Trechos retirados de "When More Is Not Better" de Roger Martin prossegue.

domingo, setembro 06, 2020

Curiosidade do dia

Gente de fibra!!!

Live and let live

Se fossem crianças, no Portugal do início dos anos 70 do século passado, depois do almoço estariam em frente à televisão para ver as Corridas Loucas ou o Stop the Pigeon.

Nas Corridas Loucas, Dick Dastardly dava cabo da minha paciência por estar mais preocupado em dar cabo da concorrência do que em ganhar a corrida. Basta pesquisar Dastardly neste blogue para ver como uso a personagem na minha relação com as empresas.

Gosto de usar a metáfora de David e Golias na minha relação com as empresas, mas procuro sublinhar que a metáfora não é sobre o combate em si, o mundo dos negócios não é uma guerra para aniquilar os concorrentes, é um esforço para seduzir e servir clientes. Já agora, gosto de usar a metáfora de David e Golias por causa do "twist" na estória, tal como nesta outra estória, para transmitir a mensagem de que há uma alternativa ao pensamento dominante à espera de ser encontrada ou melhor, construída.

Por isso, recomendo muitas vezes o "Live and let live", uma deturpação do título de um antigo filme de cowboys.
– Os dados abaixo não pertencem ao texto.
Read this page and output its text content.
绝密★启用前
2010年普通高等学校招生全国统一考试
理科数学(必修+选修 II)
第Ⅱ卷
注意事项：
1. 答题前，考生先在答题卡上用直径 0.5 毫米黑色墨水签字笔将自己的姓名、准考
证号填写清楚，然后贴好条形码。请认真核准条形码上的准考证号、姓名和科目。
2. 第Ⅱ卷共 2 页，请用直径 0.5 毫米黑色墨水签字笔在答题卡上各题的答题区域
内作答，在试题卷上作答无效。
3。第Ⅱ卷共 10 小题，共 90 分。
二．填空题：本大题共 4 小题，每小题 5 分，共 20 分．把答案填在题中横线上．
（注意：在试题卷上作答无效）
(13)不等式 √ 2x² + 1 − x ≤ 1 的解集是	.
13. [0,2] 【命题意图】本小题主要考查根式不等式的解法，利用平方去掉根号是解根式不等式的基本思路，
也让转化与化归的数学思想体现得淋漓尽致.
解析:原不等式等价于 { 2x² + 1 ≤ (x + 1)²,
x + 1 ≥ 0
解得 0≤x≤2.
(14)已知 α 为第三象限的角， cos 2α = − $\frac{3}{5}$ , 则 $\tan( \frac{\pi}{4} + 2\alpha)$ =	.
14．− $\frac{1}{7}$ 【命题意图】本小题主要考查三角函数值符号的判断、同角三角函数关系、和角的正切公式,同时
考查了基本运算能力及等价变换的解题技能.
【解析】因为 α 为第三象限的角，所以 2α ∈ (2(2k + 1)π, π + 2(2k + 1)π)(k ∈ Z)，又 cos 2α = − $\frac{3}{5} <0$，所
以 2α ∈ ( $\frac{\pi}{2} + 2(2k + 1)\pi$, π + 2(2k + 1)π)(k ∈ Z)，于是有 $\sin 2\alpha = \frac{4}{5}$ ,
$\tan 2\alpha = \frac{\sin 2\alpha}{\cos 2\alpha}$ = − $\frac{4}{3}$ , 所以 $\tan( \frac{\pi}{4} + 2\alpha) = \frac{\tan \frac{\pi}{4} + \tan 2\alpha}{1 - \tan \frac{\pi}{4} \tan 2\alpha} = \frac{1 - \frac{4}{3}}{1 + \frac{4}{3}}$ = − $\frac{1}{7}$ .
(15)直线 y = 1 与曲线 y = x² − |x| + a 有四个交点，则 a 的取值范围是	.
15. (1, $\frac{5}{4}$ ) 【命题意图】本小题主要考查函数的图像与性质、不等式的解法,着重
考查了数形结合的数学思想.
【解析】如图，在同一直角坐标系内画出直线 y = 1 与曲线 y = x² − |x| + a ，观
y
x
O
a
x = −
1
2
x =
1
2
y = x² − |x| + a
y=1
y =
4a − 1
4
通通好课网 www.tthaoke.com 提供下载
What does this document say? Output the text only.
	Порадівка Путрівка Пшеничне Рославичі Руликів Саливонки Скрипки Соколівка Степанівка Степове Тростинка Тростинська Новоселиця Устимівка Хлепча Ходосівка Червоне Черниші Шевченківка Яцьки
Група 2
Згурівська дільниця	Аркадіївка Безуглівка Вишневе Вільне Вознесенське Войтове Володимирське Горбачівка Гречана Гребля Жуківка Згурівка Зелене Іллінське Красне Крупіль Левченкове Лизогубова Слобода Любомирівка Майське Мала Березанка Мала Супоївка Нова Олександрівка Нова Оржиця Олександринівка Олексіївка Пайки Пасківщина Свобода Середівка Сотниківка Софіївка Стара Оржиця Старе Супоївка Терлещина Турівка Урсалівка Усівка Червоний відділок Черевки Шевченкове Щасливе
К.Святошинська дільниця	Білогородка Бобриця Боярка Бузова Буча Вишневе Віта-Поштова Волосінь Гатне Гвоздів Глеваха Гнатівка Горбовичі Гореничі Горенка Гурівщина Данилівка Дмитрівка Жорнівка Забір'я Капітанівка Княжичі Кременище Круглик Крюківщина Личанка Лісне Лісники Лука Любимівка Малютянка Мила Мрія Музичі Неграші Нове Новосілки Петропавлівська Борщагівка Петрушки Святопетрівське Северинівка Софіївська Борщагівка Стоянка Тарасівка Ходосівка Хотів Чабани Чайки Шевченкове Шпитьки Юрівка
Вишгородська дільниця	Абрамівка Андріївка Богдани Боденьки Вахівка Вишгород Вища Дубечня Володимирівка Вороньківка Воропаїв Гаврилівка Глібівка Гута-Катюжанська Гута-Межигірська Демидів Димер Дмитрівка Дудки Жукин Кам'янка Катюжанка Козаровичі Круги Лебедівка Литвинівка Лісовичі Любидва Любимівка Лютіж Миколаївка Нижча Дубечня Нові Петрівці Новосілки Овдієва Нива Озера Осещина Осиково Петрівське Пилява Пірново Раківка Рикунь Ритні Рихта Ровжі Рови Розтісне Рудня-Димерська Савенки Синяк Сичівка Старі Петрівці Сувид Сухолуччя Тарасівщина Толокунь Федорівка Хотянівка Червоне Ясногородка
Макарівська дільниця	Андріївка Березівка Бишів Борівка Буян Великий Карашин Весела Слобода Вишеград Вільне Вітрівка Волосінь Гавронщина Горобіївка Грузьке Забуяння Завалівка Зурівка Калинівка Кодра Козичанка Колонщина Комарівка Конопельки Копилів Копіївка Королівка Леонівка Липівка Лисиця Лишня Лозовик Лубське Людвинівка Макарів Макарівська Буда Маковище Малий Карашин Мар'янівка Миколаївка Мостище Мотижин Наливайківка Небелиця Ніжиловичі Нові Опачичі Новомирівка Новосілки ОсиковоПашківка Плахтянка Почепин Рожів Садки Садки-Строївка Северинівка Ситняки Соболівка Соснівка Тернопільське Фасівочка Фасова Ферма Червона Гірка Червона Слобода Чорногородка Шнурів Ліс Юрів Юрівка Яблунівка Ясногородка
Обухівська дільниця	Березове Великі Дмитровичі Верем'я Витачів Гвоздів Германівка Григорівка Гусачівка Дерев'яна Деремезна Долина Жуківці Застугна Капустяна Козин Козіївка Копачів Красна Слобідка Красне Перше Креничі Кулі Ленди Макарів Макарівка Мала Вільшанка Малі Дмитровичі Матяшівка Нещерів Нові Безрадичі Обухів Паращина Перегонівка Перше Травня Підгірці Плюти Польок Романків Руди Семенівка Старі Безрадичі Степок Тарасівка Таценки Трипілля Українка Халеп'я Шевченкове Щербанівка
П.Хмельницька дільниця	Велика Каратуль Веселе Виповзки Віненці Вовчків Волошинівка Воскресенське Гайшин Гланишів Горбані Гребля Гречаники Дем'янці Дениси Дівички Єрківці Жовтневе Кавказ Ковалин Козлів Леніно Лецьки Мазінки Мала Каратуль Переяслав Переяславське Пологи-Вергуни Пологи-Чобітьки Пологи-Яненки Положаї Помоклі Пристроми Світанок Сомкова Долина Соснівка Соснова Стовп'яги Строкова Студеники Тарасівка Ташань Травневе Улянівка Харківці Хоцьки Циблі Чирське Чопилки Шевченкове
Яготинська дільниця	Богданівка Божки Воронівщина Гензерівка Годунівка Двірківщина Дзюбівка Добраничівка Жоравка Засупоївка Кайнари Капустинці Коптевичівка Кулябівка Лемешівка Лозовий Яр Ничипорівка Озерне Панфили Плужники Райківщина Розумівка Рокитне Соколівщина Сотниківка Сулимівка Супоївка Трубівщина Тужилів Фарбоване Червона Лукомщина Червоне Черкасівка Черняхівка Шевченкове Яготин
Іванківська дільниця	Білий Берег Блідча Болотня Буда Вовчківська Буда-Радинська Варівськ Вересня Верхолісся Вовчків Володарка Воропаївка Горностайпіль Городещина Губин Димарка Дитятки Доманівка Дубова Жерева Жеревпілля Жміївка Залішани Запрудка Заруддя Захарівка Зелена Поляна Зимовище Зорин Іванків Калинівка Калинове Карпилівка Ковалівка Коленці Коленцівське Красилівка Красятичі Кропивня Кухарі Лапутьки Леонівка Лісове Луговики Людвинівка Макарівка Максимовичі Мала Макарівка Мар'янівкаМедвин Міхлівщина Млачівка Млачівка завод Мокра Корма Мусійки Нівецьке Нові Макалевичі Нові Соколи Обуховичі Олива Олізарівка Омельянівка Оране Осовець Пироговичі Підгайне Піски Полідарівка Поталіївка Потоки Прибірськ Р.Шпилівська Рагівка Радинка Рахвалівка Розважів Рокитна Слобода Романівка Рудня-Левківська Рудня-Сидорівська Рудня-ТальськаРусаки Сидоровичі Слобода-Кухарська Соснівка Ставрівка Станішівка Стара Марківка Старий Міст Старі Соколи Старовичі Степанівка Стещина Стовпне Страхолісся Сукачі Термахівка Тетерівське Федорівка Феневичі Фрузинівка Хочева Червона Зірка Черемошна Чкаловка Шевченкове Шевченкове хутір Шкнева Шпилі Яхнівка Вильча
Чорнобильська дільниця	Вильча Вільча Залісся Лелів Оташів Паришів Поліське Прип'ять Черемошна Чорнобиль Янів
Outra metáfora que gosto de usar é a da relação entre economia e biologia:
A continuação da leitura de "When More Is Not Better" de Roger Martin prossegue:
"Executives dream of becoming the next John D. Rockefeller, who built a monopoly in the oil-refining business in the late nineteenth century. Eliminating the competition feels like a natural goal; it means you’ve won. ... Managers feel more secure when their customers have no alternative to the product or service they produce. Given that American monopolists from Rockefeller to Bill Gates to Mark Zuckerberg have become among the richest men in history, the appeal of establishing a monopoly is understandable. But it has a downside. Monopolies don’t last in the natural world, and they don’t last in business either.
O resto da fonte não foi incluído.